The elections showed, above all, that people want stability even under autocracy. It became clear to Turks that by voting for opposition parties, they would be opening the door to a coalition government and that parties would be fighting. I think many voters decided that it is better to have a unified stable regime under a repressive autocrat than instability. People in Turkey can remember having their entire life savings wiped out overnight because some idiots in parliament had an argument. Although I am no fan of the Erdoğan government, I can appreciate what led to his party’s dramatic increase in votes in the general election.
How should America’s relationship with Turkey proceed given their implicit support of ISIL on several occasions and their actions to weaken the American-backed Kurdish forces in Syria?

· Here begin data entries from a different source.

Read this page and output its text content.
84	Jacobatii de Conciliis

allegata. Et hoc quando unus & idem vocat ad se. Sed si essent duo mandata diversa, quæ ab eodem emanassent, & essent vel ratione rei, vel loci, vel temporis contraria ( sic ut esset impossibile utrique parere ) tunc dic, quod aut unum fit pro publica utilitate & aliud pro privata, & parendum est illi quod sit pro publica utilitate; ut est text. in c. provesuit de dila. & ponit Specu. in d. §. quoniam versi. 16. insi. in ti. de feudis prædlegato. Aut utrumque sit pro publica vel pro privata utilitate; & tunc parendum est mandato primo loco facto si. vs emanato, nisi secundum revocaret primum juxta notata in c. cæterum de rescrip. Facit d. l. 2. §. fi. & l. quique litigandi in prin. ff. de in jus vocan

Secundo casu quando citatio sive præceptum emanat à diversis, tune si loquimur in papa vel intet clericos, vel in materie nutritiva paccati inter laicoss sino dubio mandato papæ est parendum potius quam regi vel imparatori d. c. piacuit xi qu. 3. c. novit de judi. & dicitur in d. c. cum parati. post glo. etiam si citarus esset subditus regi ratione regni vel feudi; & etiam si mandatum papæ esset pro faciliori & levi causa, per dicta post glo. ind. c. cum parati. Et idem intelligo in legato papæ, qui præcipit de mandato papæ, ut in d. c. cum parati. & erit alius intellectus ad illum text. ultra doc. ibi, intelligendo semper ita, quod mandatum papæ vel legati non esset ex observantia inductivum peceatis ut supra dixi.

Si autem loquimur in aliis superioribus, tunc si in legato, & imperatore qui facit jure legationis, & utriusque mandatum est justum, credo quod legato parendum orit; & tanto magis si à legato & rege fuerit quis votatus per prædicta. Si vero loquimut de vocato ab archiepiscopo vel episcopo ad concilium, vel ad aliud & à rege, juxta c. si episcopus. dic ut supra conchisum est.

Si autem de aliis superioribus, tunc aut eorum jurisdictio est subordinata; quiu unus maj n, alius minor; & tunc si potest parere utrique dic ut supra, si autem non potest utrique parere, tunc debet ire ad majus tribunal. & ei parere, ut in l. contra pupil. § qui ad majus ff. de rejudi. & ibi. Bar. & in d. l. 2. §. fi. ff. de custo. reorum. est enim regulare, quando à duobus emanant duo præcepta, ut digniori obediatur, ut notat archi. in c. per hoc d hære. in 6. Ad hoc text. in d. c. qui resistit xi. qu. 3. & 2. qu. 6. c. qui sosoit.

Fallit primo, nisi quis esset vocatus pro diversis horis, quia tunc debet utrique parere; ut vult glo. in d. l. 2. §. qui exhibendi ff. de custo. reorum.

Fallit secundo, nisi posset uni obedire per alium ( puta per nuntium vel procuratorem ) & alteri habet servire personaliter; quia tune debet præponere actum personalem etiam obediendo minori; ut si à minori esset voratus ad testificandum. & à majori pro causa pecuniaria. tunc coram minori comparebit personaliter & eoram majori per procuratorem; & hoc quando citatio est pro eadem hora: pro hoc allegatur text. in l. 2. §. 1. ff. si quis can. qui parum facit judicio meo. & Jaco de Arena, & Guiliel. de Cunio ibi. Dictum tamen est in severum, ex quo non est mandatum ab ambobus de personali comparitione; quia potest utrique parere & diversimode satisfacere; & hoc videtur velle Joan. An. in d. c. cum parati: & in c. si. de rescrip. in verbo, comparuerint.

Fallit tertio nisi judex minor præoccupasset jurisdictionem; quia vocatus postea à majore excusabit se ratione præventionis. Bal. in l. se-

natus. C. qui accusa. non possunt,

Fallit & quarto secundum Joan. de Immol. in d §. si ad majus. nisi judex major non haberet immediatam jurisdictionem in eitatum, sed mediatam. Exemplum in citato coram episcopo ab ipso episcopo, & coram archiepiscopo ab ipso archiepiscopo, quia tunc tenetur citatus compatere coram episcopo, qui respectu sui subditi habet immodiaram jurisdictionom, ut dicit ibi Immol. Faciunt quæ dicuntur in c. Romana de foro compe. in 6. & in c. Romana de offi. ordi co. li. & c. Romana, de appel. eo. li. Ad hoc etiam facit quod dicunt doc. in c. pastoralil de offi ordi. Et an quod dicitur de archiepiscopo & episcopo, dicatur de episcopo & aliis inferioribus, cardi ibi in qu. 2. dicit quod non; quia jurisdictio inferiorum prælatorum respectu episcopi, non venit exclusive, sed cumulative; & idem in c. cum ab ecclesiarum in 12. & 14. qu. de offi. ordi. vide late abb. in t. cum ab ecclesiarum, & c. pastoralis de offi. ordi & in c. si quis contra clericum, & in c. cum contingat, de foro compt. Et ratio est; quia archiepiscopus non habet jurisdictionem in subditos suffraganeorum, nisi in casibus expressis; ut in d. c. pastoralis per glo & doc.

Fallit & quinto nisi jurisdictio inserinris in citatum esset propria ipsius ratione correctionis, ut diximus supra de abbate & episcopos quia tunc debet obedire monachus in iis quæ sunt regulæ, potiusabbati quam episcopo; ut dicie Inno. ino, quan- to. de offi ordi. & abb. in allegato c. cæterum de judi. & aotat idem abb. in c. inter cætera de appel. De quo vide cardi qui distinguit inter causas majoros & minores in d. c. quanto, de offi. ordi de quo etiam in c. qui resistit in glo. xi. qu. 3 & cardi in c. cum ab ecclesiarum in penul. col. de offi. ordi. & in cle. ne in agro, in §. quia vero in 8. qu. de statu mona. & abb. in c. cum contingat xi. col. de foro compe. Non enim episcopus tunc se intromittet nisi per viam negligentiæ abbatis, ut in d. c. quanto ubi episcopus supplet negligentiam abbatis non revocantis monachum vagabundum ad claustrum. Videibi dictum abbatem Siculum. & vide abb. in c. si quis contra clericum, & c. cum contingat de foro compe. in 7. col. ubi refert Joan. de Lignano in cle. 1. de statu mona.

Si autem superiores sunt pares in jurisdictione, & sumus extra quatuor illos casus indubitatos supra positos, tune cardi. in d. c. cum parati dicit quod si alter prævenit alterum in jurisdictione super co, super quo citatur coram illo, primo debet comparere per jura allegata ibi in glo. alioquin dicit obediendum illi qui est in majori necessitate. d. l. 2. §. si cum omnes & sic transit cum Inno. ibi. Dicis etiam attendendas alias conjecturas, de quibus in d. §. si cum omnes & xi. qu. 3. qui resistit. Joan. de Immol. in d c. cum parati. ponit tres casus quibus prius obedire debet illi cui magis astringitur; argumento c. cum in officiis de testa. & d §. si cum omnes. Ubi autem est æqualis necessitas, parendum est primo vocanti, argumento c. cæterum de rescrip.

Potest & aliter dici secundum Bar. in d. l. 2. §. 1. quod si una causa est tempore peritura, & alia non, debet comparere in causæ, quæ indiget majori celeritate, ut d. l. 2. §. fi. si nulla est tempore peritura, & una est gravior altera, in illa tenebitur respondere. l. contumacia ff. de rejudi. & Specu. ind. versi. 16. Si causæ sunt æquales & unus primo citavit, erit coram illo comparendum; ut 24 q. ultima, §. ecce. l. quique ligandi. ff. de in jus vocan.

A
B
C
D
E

The United States has gotten itself into an odd situation regarding allies in the Middle East. A number of our allies and partners are “frenemies.” We have Turkey, Saudi Arabia, [and] Pakistan, just to name three. These are countries that have defined their security interests very differently from ours. We should not be partners with countries whose long-term strategic interests are very different from our own. We are walking a fine line with Turkey; on the one hand, we don’t want to alienate Turkey because it is our NATO ally, but on the other hand, Turkey is definitely working against our interests in Syria. While we need Turkey to support our strategic goals in Syria, the problem is that we do not have any strategic goals in Syria. If we do not know what they are, how can we ask other people to support them? We are against everybody in Syria — the Assad government, Iran, Russia, ISIL, and Al-Nusra. We haven’t figured out who we are for. If we want someone to get on our side, we should first figure out what side we are on ourselves.
What if there is no side we should support?
I am generally in favor of that policy. I don’t think we need to have a favorite in every fight in the world.
Many argue that if the United States had intervened and imposed a no-fly zone at the beginning of the Syrian conflict, many lives would have been spared. Should the United States have intervened?
The idea that increased military intervention would have reduced the scope of the conflict seems contradictory to me. A no-fly zone is a difficult proposition…It is an offensive military operation. You need to bomb every aircraft and every anti-aircraft facility in the area. You have to control the air, which means you have to suppress everything that can obstruct your control. You have to have troops on the ground to guard that perimeter because forces on the outside will be pushing against it. The idea that a no-fly zone is simply defensive is a great mistake. It is a way to drag a country into a big military morass. The United States did make a mistake at the start of the Syrian conflict, however, which I think greatly intensified it. At the very beginning we announced that Assad must go. We decided that we would not negotiate with anybody who did not already agree with this decision before negotiations began. That meant that we were never able to negotiate with Iran or Russia. It is axiomatic that you never resolve a war by negotiation unless all the parties involved in the war are present at the negotiations. By our Assad-must-go policy, we encouraged Syrians to pursue an extreme solution and not seek a mediated solution. What we should have done at the beginning was try to negotiate with all parties and seek a solution that could have been acceptable to the regime.
How do you think Hillary Clinton performed as secretary of state? What do you think the effects of her foreign policy will be if she’s elected president?
I can’t point to a single accomplishment of Hillary Clinton’s as secretary of state. She travelled many hundreds of thousands of miles and gave many speeches, but I don’t think Hillary Clinton left a mark on American foreign policy. She is very much a Cold War product, a believer in military power, a believer in the us-versus-them view of the world, a believer in American exceptionalism and the view that the United States is the “indispensable nation.” I suspect that the United States would be more interventionist under a Clinton presidency than it is now, and I find that disturbing.